Над дверью квартиры Нинели Николаевны (чуть левее, если смотреть от лифта) есть этакое небольшое пятно, желтоватое и похожее по форме на карту Австралии: след давних ремонтных работ. Но оказалось, что такой же след есть этажом выше. И, выскочив однажды вечером из лифта на том этаже, я мельком увидел желтую, привычную мне Австралию, нажал звонок, стандартный и также привычный, и вот на пороге за открывшейся дверью стояли два старых незнакомых мне человека, старик и старушка, а Нинели Николаевны не было. Умерла. Во мне замерло, а затем екнуло с совершенно непредвиденной болезненной силой: я не был у Нины год или около. А старик и старушка на тихие мои расспросы, у меня упал голос, отвечали, что ничего о жилице, которая здесь жила до них, не знают, нет, никакой Нинели Николаевны не знают, полтора года как въехали. Они говорили, а я все еще был пристукнутый и непонимающий: разумеется, где год, там и полтора, кто и как считает — быть может, я у нее не был уже больше года?!. Словом, я тупо стоял у порога и не пытался переступить, а они, старик и старушка, стояли по ту сторону порога и, в общем, тоже не приглашали войти, а только вежливо и даже чуть опасливо объясняли, что не знали и не знают они никакой жилицы. Минуты три или, может быть, пять минут Нина была для меня мертвой. И только после я перевел глаза на номер их квартиры, на тусклый кругляк с цифрами.

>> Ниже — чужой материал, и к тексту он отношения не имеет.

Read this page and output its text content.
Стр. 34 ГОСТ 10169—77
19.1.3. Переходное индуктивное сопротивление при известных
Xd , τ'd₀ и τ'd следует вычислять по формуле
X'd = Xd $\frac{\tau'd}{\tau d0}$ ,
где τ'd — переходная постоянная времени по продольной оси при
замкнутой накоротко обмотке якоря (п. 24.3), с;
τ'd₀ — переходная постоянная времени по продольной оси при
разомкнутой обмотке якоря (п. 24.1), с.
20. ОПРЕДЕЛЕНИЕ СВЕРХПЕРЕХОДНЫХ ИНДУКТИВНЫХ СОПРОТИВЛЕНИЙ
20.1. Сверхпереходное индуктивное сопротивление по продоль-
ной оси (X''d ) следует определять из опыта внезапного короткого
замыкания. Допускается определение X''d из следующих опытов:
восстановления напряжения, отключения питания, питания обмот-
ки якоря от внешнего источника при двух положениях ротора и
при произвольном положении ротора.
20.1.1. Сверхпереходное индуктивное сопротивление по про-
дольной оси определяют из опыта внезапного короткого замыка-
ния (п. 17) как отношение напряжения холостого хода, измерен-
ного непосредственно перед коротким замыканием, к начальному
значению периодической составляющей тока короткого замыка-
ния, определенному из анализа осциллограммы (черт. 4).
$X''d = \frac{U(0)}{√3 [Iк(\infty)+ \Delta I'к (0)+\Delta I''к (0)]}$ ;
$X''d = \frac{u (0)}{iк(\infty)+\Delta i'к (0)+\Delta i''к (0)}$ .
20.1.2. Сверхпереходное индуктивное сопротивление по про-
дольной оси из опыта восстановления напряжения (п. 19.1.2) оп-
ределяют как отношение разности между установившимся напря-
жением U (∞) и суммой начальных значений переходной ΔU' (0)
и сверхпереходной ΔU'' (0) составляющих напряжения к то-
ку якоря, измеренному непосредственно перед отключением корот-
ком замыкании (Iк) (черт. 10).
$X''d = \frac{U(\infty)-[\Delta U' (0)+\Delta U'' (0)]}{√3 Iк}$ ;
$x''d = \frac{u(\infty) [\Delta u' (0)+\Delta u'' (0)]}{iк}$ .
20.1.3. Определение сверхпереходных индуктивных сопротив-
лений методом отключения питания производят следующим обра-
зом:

Конечно, я знаю, что Нинель Николаевна следит за собой и что она всегда худощава, стройна и что она как бы не стареющая в своей полустарости. Но существует некое второе зрение, не вполне данное мне, и, быть может, тем, вторым зрением видно, что она сдает, что тело ее худеет слишком.

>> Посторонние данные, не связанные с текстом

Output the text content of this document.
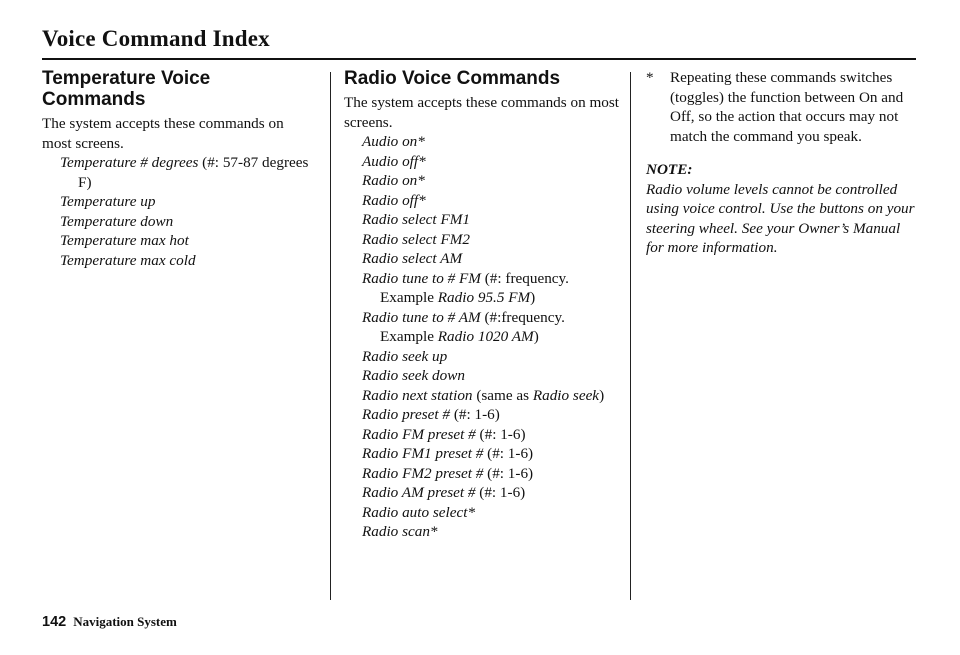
Voice Command Index
Temperature Voice Commands

The system accepts these commands on most screens.

Temperature # degrees (#: 57-87 degrees F)
Temperature up
Temperature down
Temperature max hot
Temperature max cold
Radio Voice Commands

The system accepts these commands on most screens.

Audio on*
Audio off*
Radio on*
Radio off*
Radio select FM1
Radio select FM2
Radio select AM
Radio tune to # FM (#: frequency. Example Radio 95.5 FM)
Radio tune to # AM (#:frequency. Example Radio 1020 AM)
Radio seek up
Radio seek down
Radio next station (same as Radio seek)
Radio preset # (#: 1-6)
Radio FM preset # (#: 1-6)
Radio FM1 preset # (#: 1-6)
Radio FM2 preset # (#: 1-6)
Radio AM preset # (#: 1-6)
Radio auto select*
Radio scan*
*	Repeating these commands switches (toggles) the function between On and Off, so the action that occurs may not match the command you speak.

NOTE:

Radio volume levels cannot be controlled using voice control. Use the buttons on your steering wheel. See your Owner’s Manual for more information.

142 Navigation System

— Что ты меня разглядываешь? — говорит Нина и легким движением руки как бы отряхивает с плеч прилипшие там несуществующие пылинки. И плечи становятся еще изящнее — и будто навсегда изящны! Она улыбается. И я успокаиваю себя: ведь ничем не больна; и ведь в форме! — в сущности, она законсервирована, а такие живут и живут. Но что-то во мне опять пугающе екает, как в ту минуту, когда дверь открылась и на пороге, по ту его сторону, оказались старик и старушка, вдвоем они, что ли, открывают свои засовы, — они там стояли, двое, и недоуменно глядели. А сзади выглядывал мальчишка, вероятно, внук.
(Откроют мне однажды дверь — спросят: а кто вы? и я узнаю, что Нинели Николаевны больше нет. Я переспрошу, уточню — и мне обстоятельно ответят. И тогда я уйду. Я не закурю сразу на лестничной клетке, под желтоватым пятном на стене, чтобы не уподобляться кинокретину; я не выпью также сразу водки на ближайшем углу, у гастронома. Я просто буду идти, шагать — я выберусь на набережную Москвы-реки и буду долго-долго идти по набережной против течения, с тем чтобы вода уносила Нину куда-то мне за спину, все дальше и дальше.)
...будет похоже на свободу. Я не буду в полгода раз приходить к ней,
Нинель Николаевна не увидит того придуманного ею человека, который каким-то образом пригласил бы ее поговорить с нынешними молодыми, мол, так уместно сейчас рассказать о пришедшем времени. Под каким соусом? Да под любым: идеалы наши и мы. Мы и наши идеалы. В молодости, в их общей молодости пятидесятых — шестидесятых годов она входила в самую активную студенческую группу, занимавшуюся до поры пропагандой наиболее талантливых спектаклей, книг, фильмов — ах, так? ну и чудесно! ну вот и расскажите нашим молодым — время пришло, пусть сравнят! Кстати так легко давшееся чувство освобожденности! Знаете, ничто так не полезно, как сравнение, очень-очень вас прошу, Нинель Николаевна. Да, да, мы назначим удобный для вас день. Да, да, можем заехать на машине. На метро?.. Пусть на метро. Как хотите и когда хотите.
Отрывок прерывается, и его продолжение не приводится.